Юноша, плывущий по Волге в утлой лодочке в яркий и царственный солнечный день, юноша словно знающий о том, что шепчет, убаюкивая, волна, что ночной обряд инициации, что ждет его после того, как погаснут сторожевые огоньки и улягутся верные собаки, так и не вернет ему мать, умершую так давно, что он не помнит ее лица, а даст ему только нежное тело и обманчивую грезу о святом семействе.
Его память хранит образ матери лишь с отцовскими чертами лица, чертами еще живого отца, омертвляющими, окаймляющими ее образ.
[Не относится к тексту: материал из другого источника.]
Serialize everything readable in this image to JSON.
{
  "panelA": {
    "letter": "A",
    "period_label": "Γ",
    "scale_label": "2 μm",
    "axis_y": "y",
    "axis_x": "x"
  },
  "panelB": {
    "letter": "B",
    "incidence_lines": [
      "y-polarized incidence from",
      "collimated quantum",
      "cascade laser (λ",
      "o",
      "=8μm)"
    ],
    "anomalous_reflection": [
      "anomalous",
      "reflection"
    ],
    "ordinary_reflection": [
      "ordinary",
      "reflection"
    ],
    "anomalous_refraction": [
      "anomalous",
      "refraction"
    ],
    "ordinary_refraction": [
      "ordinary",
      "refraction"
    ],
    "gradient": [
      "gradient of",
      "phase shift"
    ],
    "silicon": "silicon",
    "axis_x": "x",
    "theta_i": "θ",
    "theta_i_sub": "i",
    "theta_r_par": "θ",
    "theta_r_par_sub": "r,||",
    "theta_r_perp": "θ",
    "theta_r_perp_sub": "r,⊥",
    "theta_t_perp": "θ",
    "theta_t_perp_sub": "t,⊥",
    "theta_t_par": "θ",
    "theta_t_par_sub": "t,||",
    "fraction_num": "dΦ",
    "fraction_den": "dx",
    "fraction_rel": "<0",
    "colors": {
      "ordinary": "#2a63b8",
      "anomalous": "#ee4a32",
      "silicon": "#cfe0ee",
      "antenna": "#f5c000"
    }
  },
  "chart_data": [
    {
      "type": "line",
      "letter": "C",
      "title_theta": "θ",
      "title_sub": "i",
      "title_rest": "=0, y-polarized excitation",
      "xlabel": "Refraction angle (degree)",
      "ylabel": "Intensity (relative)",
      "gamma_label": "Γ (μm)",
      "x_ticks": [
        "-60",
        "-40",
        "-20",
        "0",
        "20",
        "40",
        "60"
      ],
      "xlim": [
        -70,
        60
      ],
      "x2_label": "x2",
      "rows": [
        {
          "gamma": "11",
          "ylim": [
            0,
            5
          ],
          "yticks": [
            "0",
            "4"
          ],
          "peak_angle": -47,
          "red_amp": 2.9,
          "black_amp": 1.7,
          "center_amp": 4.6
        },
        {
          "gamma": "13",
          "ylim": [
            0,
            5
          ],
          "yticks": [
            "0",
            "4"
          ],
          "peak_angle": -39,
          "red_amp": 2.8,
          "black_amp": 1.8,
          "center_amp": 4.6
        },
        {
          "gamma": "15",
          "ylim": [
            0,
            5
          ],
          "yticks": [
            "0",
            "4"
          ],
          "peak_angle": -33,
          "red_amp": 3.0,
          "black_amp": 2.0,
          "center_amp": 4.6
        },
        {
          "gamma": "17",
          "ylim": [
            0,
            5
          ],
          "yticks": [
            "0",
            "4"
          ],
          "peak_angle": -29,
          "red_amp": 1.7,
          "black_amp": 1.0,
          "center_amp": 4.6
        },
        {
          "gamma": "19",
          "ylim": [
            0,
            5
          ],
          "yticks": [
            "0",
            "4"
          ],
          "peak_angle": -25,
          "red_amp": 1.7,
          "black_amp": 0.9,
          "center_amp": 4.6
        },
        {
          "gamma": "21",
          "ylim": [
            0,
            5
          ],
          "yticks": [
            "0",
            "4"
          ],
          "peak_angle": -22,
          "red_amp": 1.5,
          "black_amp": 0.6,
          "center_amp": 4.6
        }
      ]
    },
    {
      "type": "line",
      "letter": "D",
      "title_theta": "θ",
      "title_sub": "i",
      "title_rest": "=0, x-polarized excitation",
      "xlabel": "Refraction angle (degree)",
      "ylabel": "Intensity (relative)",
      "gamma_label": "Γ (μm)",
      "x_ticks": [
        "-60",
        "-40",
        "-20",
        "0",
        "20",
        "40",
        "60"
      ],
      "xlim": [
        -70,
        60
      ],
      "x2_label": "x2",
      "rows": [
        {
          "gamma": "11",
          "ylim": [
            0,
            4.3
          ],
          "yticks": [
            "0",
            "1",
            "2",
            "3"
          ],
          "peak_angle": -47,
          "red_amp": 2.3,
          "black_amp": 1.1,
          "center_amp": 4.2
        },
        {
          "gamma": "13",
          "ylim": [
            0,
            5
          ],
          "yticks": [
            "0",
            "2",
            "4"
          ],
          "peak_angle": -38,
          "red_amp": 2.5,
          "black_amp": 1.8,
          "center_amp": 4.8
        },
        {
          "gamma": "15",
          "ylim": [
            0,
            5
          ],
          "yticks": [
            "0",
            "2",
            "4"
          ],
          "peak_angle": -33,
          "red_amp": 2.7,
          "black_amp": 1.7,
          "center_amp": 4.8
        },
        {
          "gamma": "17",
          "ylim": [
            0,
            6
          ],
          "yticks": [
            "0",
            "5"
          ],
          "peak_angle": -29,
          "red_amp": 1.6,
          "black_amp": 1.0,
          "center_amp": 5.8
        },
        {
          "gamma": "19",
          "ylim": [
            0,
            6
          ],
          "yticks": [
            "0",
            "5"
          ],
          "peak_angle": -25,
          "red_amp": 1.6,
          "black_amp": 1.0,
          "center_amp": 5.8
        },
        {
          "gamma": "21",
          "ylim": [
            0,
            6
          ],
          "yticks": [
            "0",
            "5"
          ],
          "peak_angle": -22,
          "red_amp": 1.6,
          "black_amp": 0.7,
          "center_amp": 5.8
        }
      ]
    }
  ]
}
Память обрывается и обнаруживается весь ужас несуществования, от которого и начинается повествование Николая Кононова в его «Нежном театре». Повествование в самом ритме наррации может нарицать, возобновляясь по кругу, полости живого и красного вещества, каким обладает непроницаемое тело героя («Похороны кузнечика»). И вот это тело, плотное изнутри, складывает слова, которые стремятся обозначить его предел, поглотить саму свою смерть, но так и не преуспеть в обозначении своего начала, так и не сумев вернуться в утробу.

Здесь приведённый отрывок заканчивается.